Das Schmuckvolle Pilzen sammeln!
Der Geruch von frisch gebratenen Pilzen, lässt mich heute wieder an die Zeiten denken, wo ich ein kleiner Bub war. Meine Frau brät sie ebenso, wie Oma damals. Dort stand sie Sonntagmittag am Kohleherd, um die Pilzen zubereitend, nachdem wir aus dem Wald gekommen waren, und unsere Körbe auf dem Küchentisch leerten, wo es Steinpilze, Pfifferlinge und sogar Eichenrotkappen, welche selten sind, lagen. Gemeinsam wurden die Fungi geputzt.

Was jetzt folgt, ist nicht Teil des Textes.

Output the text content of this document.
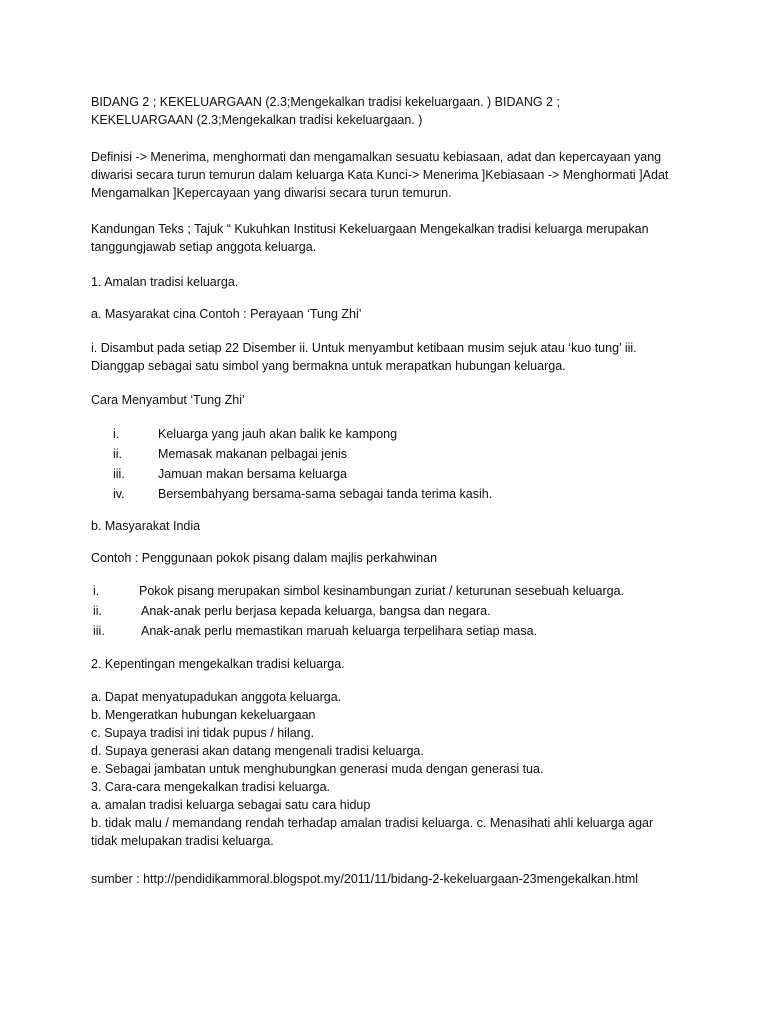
BIDANG 2 ; KEKELUARGAAN (2.3;Mengekalkan tradisi kekeluargaan. ) BIDANG 2 ;

KEKELUARGAAN (2.3;Mengekalkan tradisi kekeluargaan. )

Definisi -> Menerima, menghormati dan mengamalkan sesuatu kebiasaan, adat dan kepercayaan yang

diwarisi secara turun temurun dalam keluarga Kata Kunci-> Menerima ]Kebiasaan -> Menghormati ]Adat

Mengamalkan ]Kepercayaan yang diwarisi secara turun temurun.

Kandungan Teks ; Tajuk “ Kukuhkan Institusi Kekeluargaan Mengekalkan tradisi keluarga merupakan

tanggungjawab setiap anggota keluarga.

1. Amalan tradisi keluarga.

a. Masyarakat cina Contoh : Perayaan ‘Tung Zhi’

i. Disambut pada setiap 22 Disember ii. Untuk menyambut ketibaan musim sejuk atau ‘kuo tung’ iii.

Dianggap sebagai satu simbol yang bermakna untuk merapatkan hubungan keluarga.

Cara Menyambut ‘Tung Zhi’

i.	Keluarga yang jauh akan balik ke kampong
ii.	Memasak makanan pelbagai jenis
iii.	Jamuan makan bersama keluarga
iv.	Bersembahyang bersama-sama sebagai tanda terima kasih.

b. Masyarakat India

Contoh : Penggunaan pokok pisang dalam majlis perkahwinan

i.	Pokok pisang merupakan simbol kesinambungan zuriat / keturunan sesebuah keluarga.
ii.	Anak-anak perlu berjasa kepada keluarga, bangsa dan negara.
iii.	Anak-anak perlu memastikan maruah keluarga terpelihara setiap masa.

2. Kepentingan mengekalkan tradisi keluarga.

a. Dapat menyatupadukan anggota keluarga.

b. Mengeratkan hubungan kekeluargaan

c. Supaya tradisi ini tidak pupus / hilang.

d. Supaya generasi akan datang mengenali tradisi keluarga.

e. Sebagai jambatan untuk menghubungkan generasi muda dengan generasi tua.

3. Cara-cara mengekalkan tradisi keluarga.

a. amalan tradisi keluarga sebagai satu cara hidup

b. tidak malu / memandang rendah terhadap amalan tradisi keluarga. c. Menasihati ahli keluarga agar

tidak melupakan tradisi keluarga.

sumber : http://pendidikammoral.blogspot.my/2011/11/bidang-2-kekeluargaan-23mengekalkan.html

Während meine Frau die Pilze mit Kartoffel und Knoblauch zu einem schmackhaften Gericht kocht, wandern die Gedanken zurück in eine Zeit, an einem bedeutungsvollen Sonntag, wo man zum Pilzsammeln aufbrach.
Es war warm an diesem Sonntag, als wir in die Pilze fuhren. Oma Johanna stand zum Abschied, oben auf der Betontreppe, die ins Haus führte und winkte. Foxy, der quirlige Foxterrier versuchte, mit in das kleine Auto zu drängeln.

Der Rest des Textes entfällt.